A tal proposito, tra fine Ottocento e inizio Novecento, lo psicanalista tedesco Sigmund Freud pone la sua attenzione alla fase infantile del bambino per identificare il modo in cui il ruolo del padre influenza la sua prima formazione psicopersonale. Il meccanismo che individuerà prenderà poi il nome di “complesso di edipo”: il rapporto fra padre e figlio viene considerato di centrale importanza nella creazione della personalità del bambino che vede nella figura paterna una originaria ammirazione che sfocerà poi nella creazione di un distacco competitivo inconscio. La crescita del fanciullo, secondo il “complesso di edipo”, sarà improntata su una sempre più crescente imitazione e su un successivo tentativo di annientazione del padre, poiché rappresenta un ostacolo. Si verrà a creare un rapporto di competizione verso il genitore dello stesso sesso (padre) e un impulsivo desiderio incestuoso nei confronti del genitore del sesso opposto (madre). Ciò, secondo la concezione freudiana, accade nella prima fase dello sviluppo (verso i 4 anni, durante la fase fallica) poiché il bambino comincia a dirigere i propri impulsi sessuali verso la madre. Quindi, secondo il Complesso di Edipo il padre è visto come un rivale col quale battersi.

Al contrario, lo psicologo e saggista italiano del fine 1900, Massimo Recalcati ritiene che la figura del figlio non cerca un rivale ma altresì una figura paterna affettuosa su cui appoggiarsi.
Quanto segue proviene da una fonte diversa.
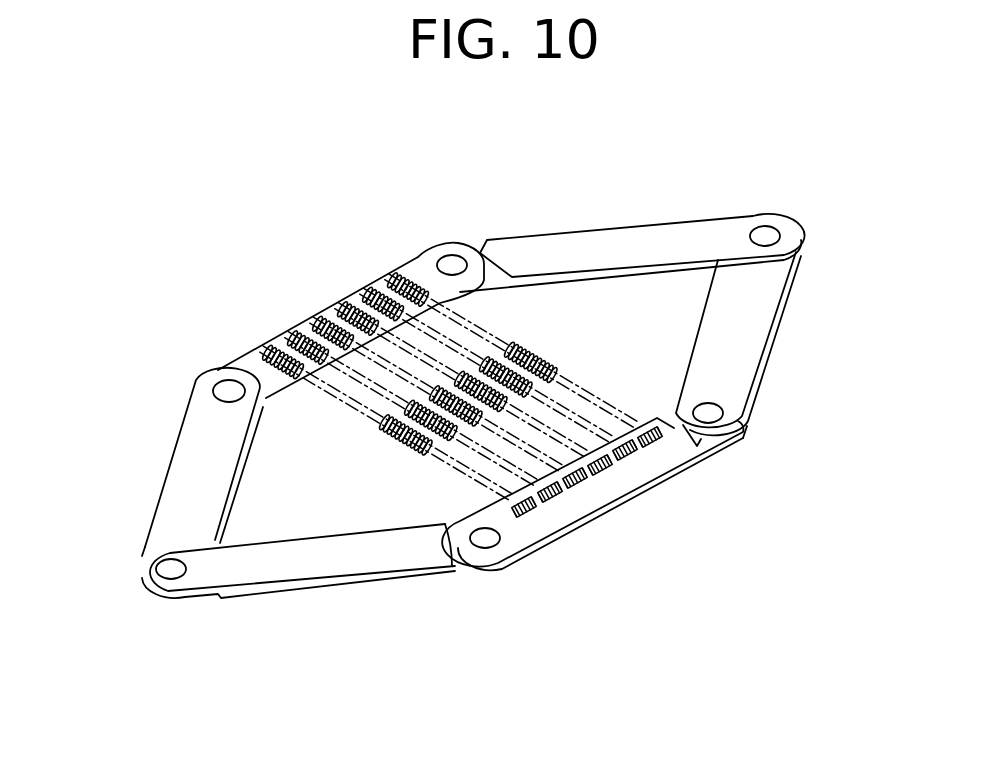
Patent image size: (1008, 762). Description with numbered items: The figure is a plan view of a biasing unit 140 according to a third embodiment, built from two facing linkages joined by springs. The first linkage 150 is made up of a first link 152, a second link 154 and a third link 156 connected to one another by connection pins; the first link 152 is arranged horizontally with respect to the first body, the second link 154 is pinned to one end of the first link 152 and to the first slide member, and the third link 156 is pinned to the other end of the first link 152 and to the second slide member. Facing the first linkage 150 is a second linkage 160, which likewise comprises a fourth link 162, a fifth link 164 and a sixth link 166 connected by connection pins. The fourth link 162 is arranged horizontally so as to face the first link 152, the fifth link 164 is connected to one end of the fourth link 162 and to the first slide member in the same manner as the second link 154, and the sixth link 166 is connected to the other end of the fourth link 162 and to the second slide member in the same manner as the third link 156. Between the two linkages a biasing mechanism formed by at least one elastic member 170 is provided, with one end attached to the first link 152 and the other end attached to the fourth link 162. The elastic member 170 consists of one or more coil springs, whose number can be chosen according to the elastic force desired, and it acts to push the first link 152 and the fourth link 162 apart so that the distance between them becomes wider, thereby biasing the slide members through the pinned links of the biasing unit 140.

The biasing unit 140 is at (473, 396).
The first linkage 150 is at (298, 363).
The first link 152 is at (330, 313).
The second link 154 is at (194, 452).
The third link 156 is at (512, 247).
The second linkage 160 is at (488, 536).
The fourth link 162 is at (597, 497).
The fifth link 164 is at (313, 587).
The sixth link 166 is at (748, 390).
The elastic member 170 is at (533, 363).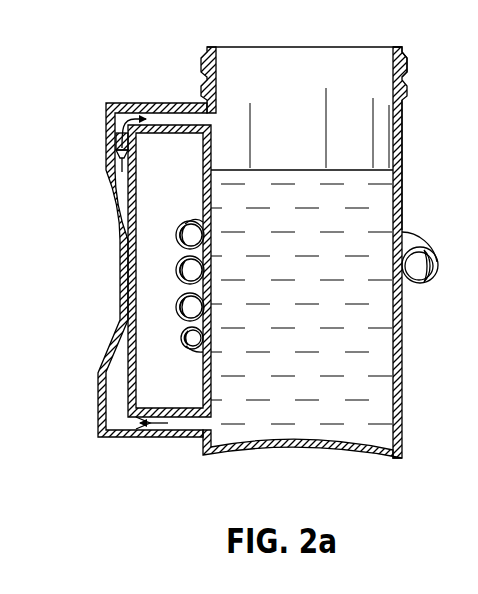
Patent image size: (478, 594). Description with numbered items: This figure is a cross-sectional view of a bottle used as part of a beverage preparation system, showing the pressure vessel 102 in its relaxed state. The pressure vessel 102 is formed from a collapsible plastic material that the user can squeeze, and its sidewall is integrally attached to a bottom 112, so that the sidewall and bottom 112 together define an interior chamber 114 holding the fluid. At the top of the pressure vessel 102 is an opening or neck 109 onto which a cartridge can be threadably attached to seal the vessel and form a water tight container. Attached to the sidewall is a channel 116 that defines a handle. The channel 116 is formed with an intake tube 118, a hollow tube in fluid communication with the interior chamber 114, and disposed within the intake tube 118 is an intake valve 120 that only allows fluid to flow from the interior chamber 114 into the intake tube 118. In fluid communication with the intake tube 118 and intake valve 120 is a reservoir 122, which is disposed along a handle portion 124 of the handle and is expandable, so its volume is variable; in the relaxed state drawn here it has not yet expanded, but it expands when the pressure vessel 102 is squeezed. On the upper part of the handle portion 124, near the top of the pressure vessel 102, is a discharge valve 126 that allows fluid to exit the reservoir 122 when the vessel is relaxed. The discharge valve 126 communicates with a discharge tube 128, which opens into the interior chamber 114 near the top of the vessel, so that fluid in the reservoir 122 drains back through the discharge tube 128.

The pressure vessel 102 is at (404, 110).
The neck 109 is at (400, 48).
The bottom 112 is at (355, 456).
The interior chamber 114 is at (108, 216).
The channel 116 is at (477, 186).
The intake tube 118 is at (187, 447).
The intake valve 120 is at (133, 433).
The reservoir 122 is at (110, 362).
The handle portion 124 is at (130, 352).
The discharge valve 126 is at (116, 140).
The discharge tube 128 is at (160, 103).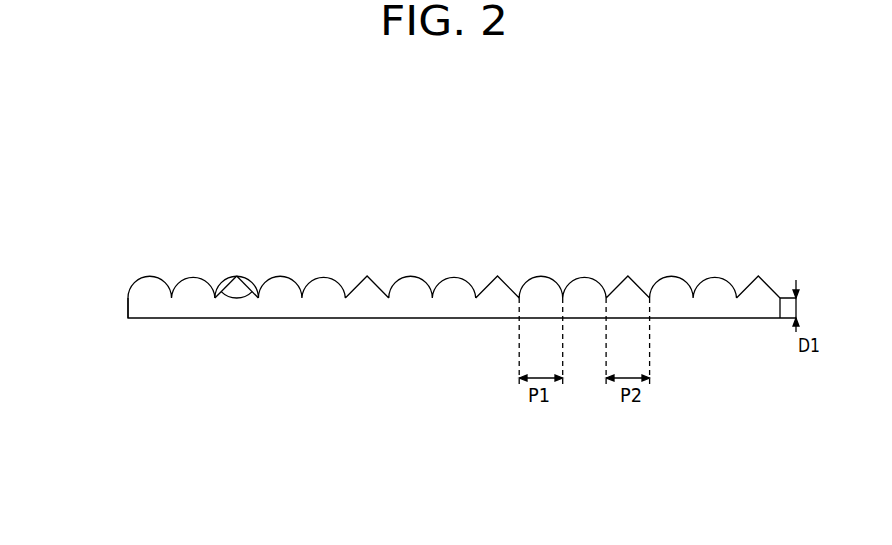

Egli teorizza il “Complesso di Telemaco”: è il rovescio del narcisistico complesso edipico, la figura genitoriale paterna è vista come possibilità di ereditare una legge giusta e quindi degli insegnamenti. La teoria di Recalcati afferma che il figlio cerca un confronto tenero e rispettoso con il padre e non più di aperto contrasto.

Due visioni a confronto opposte che ci permettono di comprendere come il rapporto padre-figlio possa essere ambivalente e molteplice.

Oggigiorno il rapporto col padre non ha equilibrio. Da una parte c’è il padre apprensivo che non riesce più a tramandare quei valori e quella morale che solo lui può dare ai propri figli, e dall’altra c’è il padre completamente assente che lascia a briglie sciolte i propri figli senza riuscire a dare questi un punto di riferimento.

Siamo in un’epoca priva di equilibrio, dove le esasperazioni fanno da padrone. Un padre sensibile è prezioso e altrettanto un padre che riesce a lasciare andare la mano dei propri figli per farli andare avanti in maniera autonoma, ma quando queste due caratteristiche sono portate in extremis il bambino può sviluppare o un forse sento di inferiorità e di incapacità nei confronti della realtà che lo circonda, oppure diventare un individuo che cova una forte rabbia e solitudine: entrambe potrebbero creare dei disagi psicologici al bambino.

E’ importante saper essere padre e papà allo stesso tempo, dare regole ma anche carezze e soprattutto è fondamentale comprendere e assistere i propri figli.